When I got laid off, we'd fully funded my IRA for this year, and funded 60% of CodeMonkey's. I had enough cash to finish funding it and was going to make the transfer the day I got laid off. Instead, I shunted it into savings. I normally keep a three month emergency fund, but I was nervous about my job situation and had upped it to six months. It's at about seven months now.

Right now, any extra cash we make is going straight into savings. It is my hope that our freelancing, CodeMonkey's paychecks and my Unemployment Insurance payments will cover our needs with a bit to spare until I get a new job. COBRA is so extravagantly expensive that CodeMonkey added me to his plan, which has a $10,000 per person deductible, so I'm just praying I don't need much medical care between now and when I get a job.

In the mean time, I've nixed as much recreational spending as possible, returned a couple of online purchases bought before I lost my job, and hunkered down. I'm searching high and low for work and seeking new freelance clients, because the idleness of being home all day is driving me batty. I'm also looking into volunteering in the neighborhood in the hopes of giving back and getting to meet new people.

Thursday, August 1, 2013

Consumerism Thursday: KitchenAid Disappointment

Long-time blog readers all two of you and that includes my mom will be familiar with my ongoing rants about the declining quality of consumer goods. Here's another entry for the files.

My mother was a serious baker, and I grew up using her KitchenAid stand mixer, which is so old it predated her marriage to my father. So when I got married and my grandmother offered me one as a gift, I was thrilled. Nana wasn't messing around either; the mixer is a 6 quart professional series one. It's an absolutely gorgeous appliance. When we moved to NYC a year ago, I finally had a kitchen where I could really use the mixer.

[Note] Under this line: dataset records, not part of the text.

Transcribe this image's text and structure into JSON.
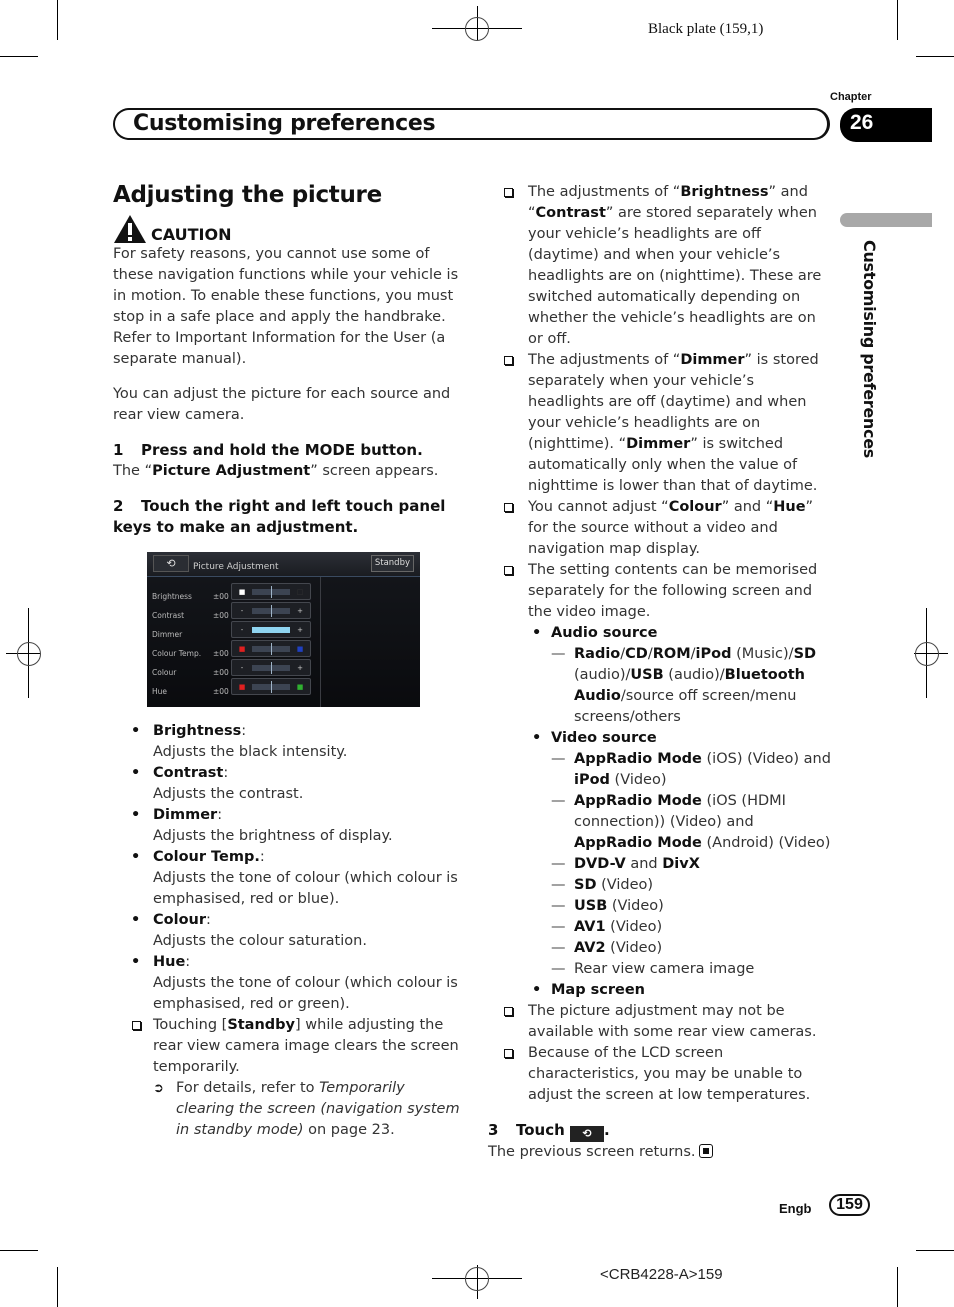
{
  "print_marks": {
    "plate": "Black plate (159,1)",
    "doc_code": "<CRB4228-A>159"
  },
  "header": {
    "chapter_label": "Chapter",
    "chapter_number": "26",
    "title": "Customising preferences",
    "side_label": "Customising preferences"
  },
  "section": {
    "title": "Adjusting the picture",
    "caution_icon": "warning-triangle-icon",
    "caution_label": "CAUTION",
    "caution_text": "For safety reasons, you cannot use some of these navigation functions while your vehicle is in motion. To enable these functions, you must stop in a safe place and apply the handbrake. Refer to Important Information for the User (a separate manual).",
    "intro": "You can adjust the picture for each source and rear view camera."
  },
  "steps": {
    "step1": {
      "num": "1",
      "text": "Press and hold the MODE button.",
      "result_pre": "The “",
      "result_bold": "Picture Adjustment",
      "result_post": "” screen appears."
    },
    "step2": {
      "num": "2",
      "text": "Touch the right and left touch panel keys to make an adjustment."
    },
    "step3": {
      "num": "3",
      "text": "Touch",
      "icon": "back-arrow-icon",
      "icon_glyph": "⟲",
      "after": ".",
      "result": "The previous screen returns.",
      "end_icon": "end-of-section-icon"
    }
  },
  "screen": {
    "back_glyph": "⟲",
    "title": "Picture Adjustment",
    "standby": "Standby",
    "rows": [
      {
        "label": "Brightness",
        "value": "±00",
        "left": "■",
        "right": "□",
        "left_color": "#ffffff",
        "right_color": "#333333",
        "position": 0.5
      },
      {
        "label": "Contrast",
        "value": "±00",
        "left": "-",
        "right": "+",
        "left_color": "",
        "right_color": "",
        "position": 0.5
      },
      {
        "label": "Dimmer",
        "value": "",
        "left": "-",
        "right": "+",
        "left_color": "",
        "right_color": "",
        "position": 1.0
      },
      {
        "label": "Colour Temp.",
        "value": "±00",
        "left": "■",
        "right": "■",
        "left_color": "#e02020",
        "right_color": "#2040c0",
        "position": 0.5
      },
      {
        "label": "Colour",
        "value": "±00",
        "left": "-",
        "right": "+",
        "left_color": "",
        "right_color": "",
        "position": 0.5
      },
      {
        "label": "Hue",
        "value": "±00",
        "left": "■",
        "right": "■",
        "left_color": "#e02020",
        "right_color": "#30b030",
        "position": 0.5
      }
    ]
  },
  "settings_list": [
    {
      "name": "Brightness",
      "desc": "Adjusts the black intensity."
    },
    {
      "name": "Contrast",
      "desc": "Adjusts the contrast."
    },
    {
      "name": "Dimmer",
      "desc": "Adjusts the brightness of display."
    },
    {
      "name": "Colour Temp.",
      "desc": "Adjusts the tone of colour (which colour is emphasised, red or blue)."
    },
    {
      "name": "Colour",
      "desc": "Adjusts the colour saturation."
    },
    {
      "name": "Hue",
      "desc": "Adjusts the tone of colour (which colour is emphasised, red or green)."
    }
  ],
  "standby_note": {
    "pre": "Touching [",
    "bold": "Standby",
    "post": "] while adjusting the rear view camera image clears the screen temporarily.",
    "ref_pre": "For details, refer to ",
    "ref_italic": "Temporarily clearing the screen (navigation system in standby mode)",
    "ref_post": " on page 23."
  },
  "right_notes": {
    "note1": {
      "a": "The adjustments of “",
      "b1": "Brightness",
      "c": "” and “",
      "b2": "Contrast",
      "d": "” are stored separately when your vehicle’s headlights are off (daytime) and when your vehicle’s headlights are on (nighttime). These are switched automatically depending on whether the vehicle’s headlights are on or off."
    },
    "note2": {
      "a": "The adjustments of “",
      "b1": "Dimmer",
      "c": "” is stored separately when your vehicle’s headlights are off (daytime) and when your vehicle’s headlights are on (nighttime). “",
      "b2": "Dimmer",
      "d": "” is switched automatically only when the value of nighttime is lower than that of daytime."
    },
    "note3": {
      "a": "You cannot adjust “",
      "b1": "Colour",
      "c": "” and “",
      "b2": "Hue",
      "d": "” for the source without a video and navigation map display."
    },
    "note4": "The setting contents can be memorised separately for the following screen and the video image.",
    "audio_source": {
      "heading": "Audio source",
      "item": [
        {
          "t": "Radio",
          "b": true
        },
        {
          "t": "/",
          "b": false
        },
        {
          "t": "CD",
          "b": true
        },
        {
          "t": "/",
          "b": false
        },
        {
          "t": "ROM",
          "b": true
        },
        {
          "t": "/",
          "b": false
        },
        {
          "t": "iPod",
          "b": true
        },
        {
          "t": " (Music)/",
          "b": false
        },
        {
          "t": "SD",
          "b": true
        },
        {
          "t": " (audio)/",
          "b": false
        },
        {
          "t": "USB",
          "b": true
        },
        {
          "t": " (audio)/",
          "b": false
        },
        {
          "t": "Bluetooth Audio",
          "b": true
        },
        {
          "t": "/source off screen/menu screens/others",
          "b": false
        }
      ]
    },
    "video_source": {
      "heading": "Video source",
      "items": [
        [
          {
            "t": "AppRadio Mode",
            "b": true
          },
          {
            "t": " (iOS) (Video) and ",
            "b": false
          },
          {
            "t": "iPod",
            "b": true
          },
          {
            "t": " (Video)",
            "b": false
          }
        ],
        [
          {
            "t": "AppRadio Mode",
            "b": true
          },
          {
            "t": " (iOS (HDMI connection)) (Video) and ",
            "b": false
          },
          {
            "t": "AppRadio Mode",
            "b": true
          },
          {
            "t": " (Android) (Video)",
            "b": false
          }
        ],
        [
          {
            "t": "DVD-V",
            "b": true
          },
          {
            "t": " and ",
            "b": false
          },
          {
            "t": "DivX",
            "b": true
          }
        ],
        [
          {
            "t": "SD",
            "b": true
          },
          {
            "t": " (Video)",
            "b": false
          }
        ],
        [
          {
            "t": "USB",
            "b": true
          },
          {
            "t": " (Video)",
            "b": false
          }
        ],
        [
          {
            "t": "AV1",
            "b": true
          },
          {
            "t": " (Video)",
            "b": false
          }
        ],
        [
          {
            "t": "AV2",
            "b": true
          },
          {
            "t": " (Video)",
            "b": false
          }
        ],
        [
          {
            "t": "Rear view camera image",
            "b": false
          }
        ]
      ]
    },
    "map_screen": "Map screen",
    "note5": "The picture adjustment may not be available with some rear view cameras.",
    "note6": "Because of the LCD screen characteristics, you may be unable to adjust the screen at low temperatures."
  },
  "footer": {
    "lang": "Engb",
    "page": "159"
  }
}
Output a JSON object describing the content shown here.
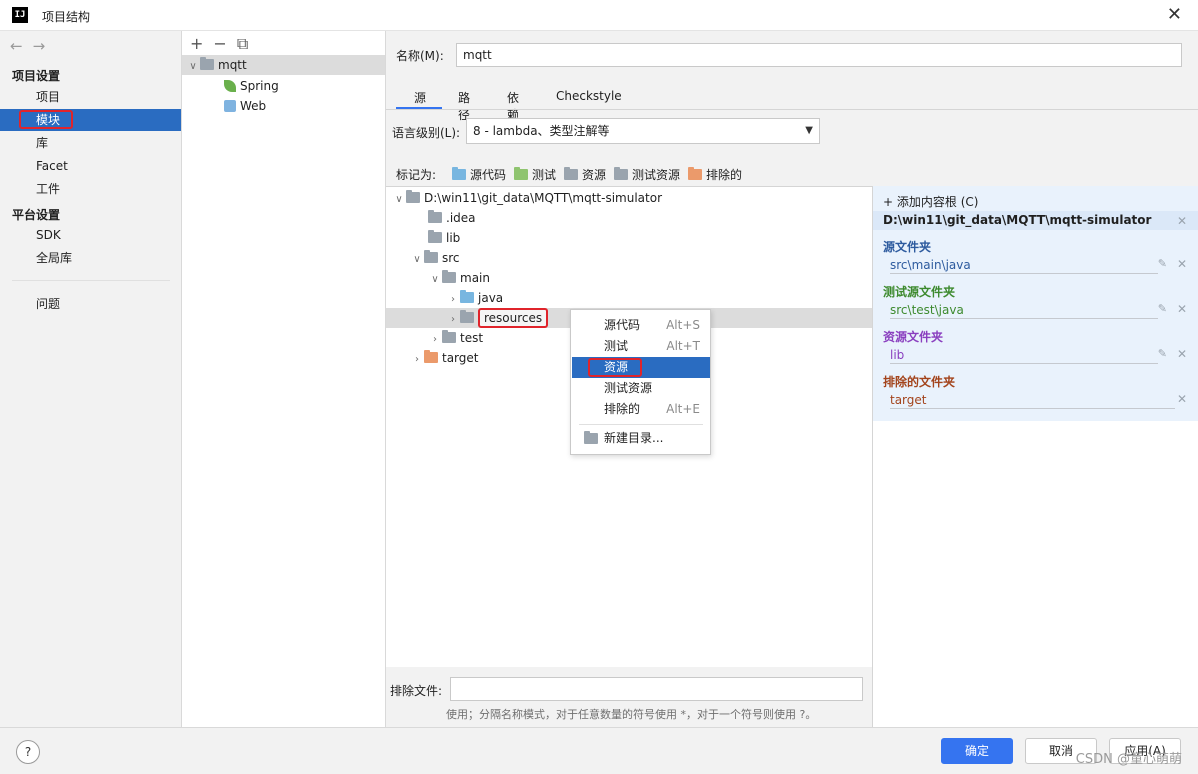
{
  "window": {
    "title": "项目结构",
    "app_icon_text": "IJ"
  },
  "nav": {
    "project_settings_heading": "项目设置",
    "project_settings_items": [
      "项目",
      "模块",
      "库",
      "Facet",
      "工件"
    ],
    "platform_settings_heading": "平台设置",
    "platform_settings_items": [
      "SDK",
      "全局库"
    ],
    "other_items": [
      "问题"
    ],
    "selected": "模块"
  },
  "modules": {
    "root": "mqtt",
    "facets": [
      "Spring",
      "Web"
    ]
  },
  "module_detail": {
    "name_label": "名称(M):",
    "name_value": "mqtt",
    "tabs": [
      "源",
      "路径",
      "依赖",
      "Checkstyle"
    ],
    "active_tab": "源",
    "language_level_label": "语言级别(L):",
    "language_level_value": "8 - lambda、类型注解等",
    "mark_as_label": "标记为:",
    "mark_as_buttons": [
      "源代码",
      "测试",
      "资源",
      "测试资源",
      "排除的"
    ]
  },
  "content_tree": {
    "root": "D:\\win11\\git_data\\MQTT\\mqtt-simulator",
    "idea": ".idea",
    "lib": "lib",
    "src": "src",
    "main": "main",
    "java": "java",
    "resources": "resources",
    "test": "test",
    "target": "target"
  },
  "context_menu": {
    "items": [
      {
        "label": "源代码",
        "shortcut": "Alt+S"
      },
      {
        "label": "测试",
        "shortcut": "Alt+T"
      },
      {
        "label": "资源",
        "shortcut": ""
      },
      {
        "label": "测试资源",
        "shortcut": ""
      },
      {
        "label": "排除的",
        "shortcut": "Alt+E"
      },
      {
        "label": "新建目录...",
        "shortcut": ""
      }
    ],
    "selected": "资源"
  },
  "content_roots": {
    "add_label": "添加内容根 (C)",
    "root_path": "D:\\win11\\git_data\\MQTT\\mqtt-simulator",
    "sections": [
      {
        "heading": "源文件夹",
        "entries": [
          "src\\main\\java"
        ],
        "color": "#2c5a9e"
      },
      {
        "heading": "测试源文件夹",
        "entries": [
          "src\\test\\java"
        ],
        "color": "#3d8a2e"
      },
      {
        "heading": "资源文件夹",
        "entries": [
          "lib"
        ],
        "color": "#8a3fbf"
      },
      {
        "heading": "排除的文件夹",
        "entries": [
          "target"
        ],
        "color": "#a3441c"
      }
    ]
  },
  "exclude_files": {
    "label": "排除文件:",
    "value": "",
    "hint": "使用；分隔名称模式，对于任意数量的符号使用 *，对于一个符号则使用 ?。"
  },
  "footer": {
    "help": "?",
    "ok": "确定",
    "cancel": "取消",
    "apply": "应用(A)",
    "watermark": "CSDN @童心萌萌"
  },
  "colors": {
    "accent": "#3574f0",
    "selection": "#2a6cc1",
    "highlight_box": "#e0242b"
  }
}
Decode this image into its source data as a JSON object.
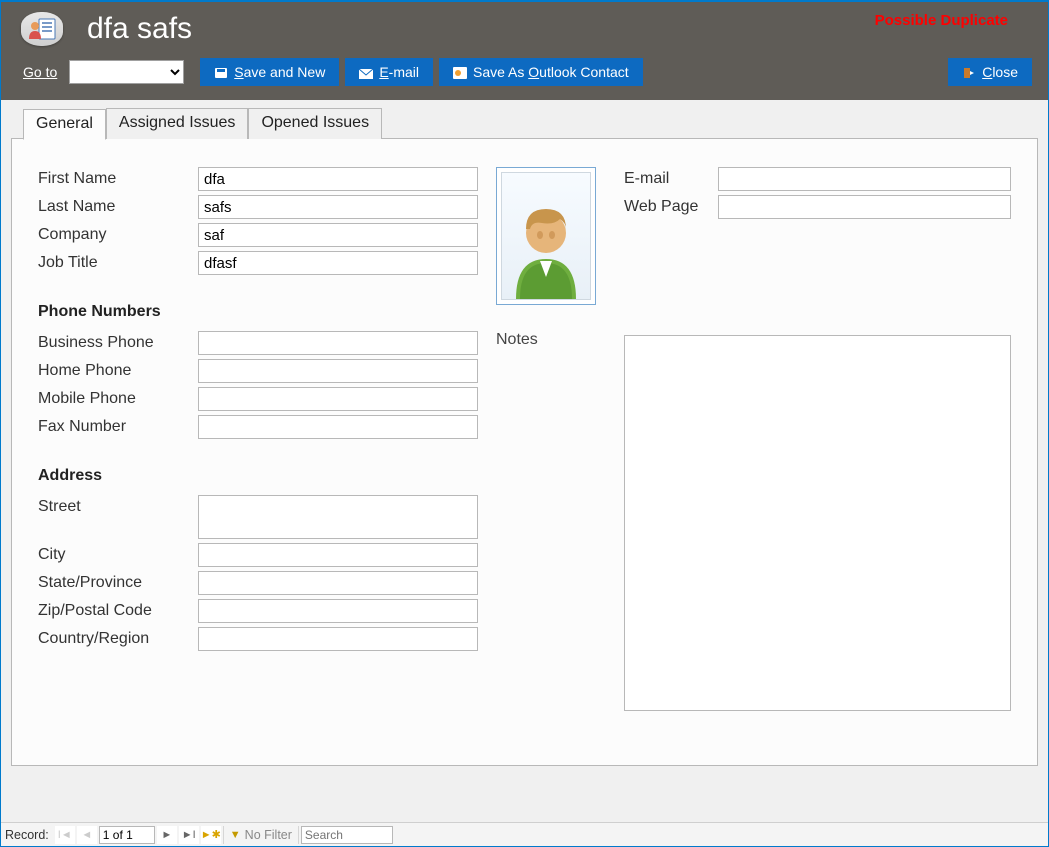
{
  "header": {
    "title": "dfa safs",
    "duplicate_warning": "Possible Duplicate",
    "goto_label_prefix": "G",
    "goto_label_rest": "o to",
    "buttons": {
      "save_new_pre": "S",
      "save_new_rest": "ave and New",
      "email_pre": "E",
      "email_rest": "-mail",
      "save_outlook_pre": "Save As ",
      "save_outlook_u": "O",
      "save_outlook_rest": "utlook Contact",
      "close_pre": "C",
      "close_rest": "lose"
    }
  },
  "tabs": {
    "general": "General",
    "assigned": "Assigned Issues",
    "opened": "Opened Issues"
  },
  "labels": {
    "first_name": "First Name",
    "last_name": "Last Name",
    "company": "Company",
    "job_title": "Job Title",
    "phone_heading": "Phone Numbers",
    "business_phone": "Business Phone",
    "home_phone": "Home Phone",
    "mobile_phone": "Mobile Phone",
    "fax": "Fax Number",
    "address_heading": "Address",
    "street": "Street",
    "city": "City",
    "state": "State/Province",
    "zip": "Zip/Postal Code",
    "country": "Country/Region",
    "email": "E-mail",
    "webpage": "Web Page",
    "notes": "Notes"
  },
  "values": {
    "first_name": "dfa",
    "last_name": "safs",
    "company": "saf",
    "job_title": "dfasf",
    "business_phone": "",
    "home_phone": "",
    "mobile_phone": "",
    "fax": "",
    "street": "",
    "city": "",
    "state": "",
    "zip": "",
    "country": "",
    "email": "",
    "webpage": "",
    "notes": ""
  },
  "statusbar": {
    "record_label": "Record:",
    "record_value": "1 of 1",
    "no_filter": "No Filter",
    "search_placeholder": "Search"
  }
}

And I discovered that this isn't my mother's mixer. My mother's mixer has mixed over a thousand pounds of bread dough, cookie dough and cake batters since the early 80's, and it's still cranking merrily along. Mine overheats, has an acrid smell if you let it run past ten minutes and struggles to handle a fairly simple, soft bread dough. I don't think I've even made a hundred pounds of dough in it yet, and it's already showing serious signs of wear.

I made bread last night, since CodeMonkey is not enthused by the idea of a low-carbohydrate diet. I realized that my KitchenAid nods its little mixer-head up and down in the most pitiful manner. My mother's never did that. It's like the whole mixer is thrown together half-assedly. I will be surprised if I'm using it 5 years from now, let alone 25. The bread recipe I'm mixing up in the video below has been made in my mother's smaller, older KitchenAid before with nary a wobble or complaint.



What bugs me most about this is that the KitchenAid professional series is the top of the line mixer for the home market. If this one is crappy, there's really nothing better to buy, unless you want to go the route my best friend did and buy a full-on Hobart industrial mixer. (That thing is beast; it's amazing. I totally covet it.)

So I called my mother to grouse about my mixer, and she told me that Hobart used to produce KitchenAids, but they sold the brand to Whirlpool in 1986, and the quality has gone downhill since. Good quality is increasingly hard to find at any price, and I'm getting sick of corporations trading on old reputations of high quality to sell crap.

But! You should really make that bread recipe I linked above. It makes the tastiest, most lovely sandwich bread you could imagine, and you can make the dough by hand. To bake it, you'll need a pullman pan, a sort of long, rectangular shaped loaf pan with a lid, that turns out perfectly square sandwich loaves. I can't say enough good things about that pan I linked above. It's sturdy, made in the USA, and has some kind of space-age silicon finish on the inside that makes loaf after loaf slide out of the pan perfectly. It's one of the only unitaskers I allow in my kitchen, and it's worth every single penny.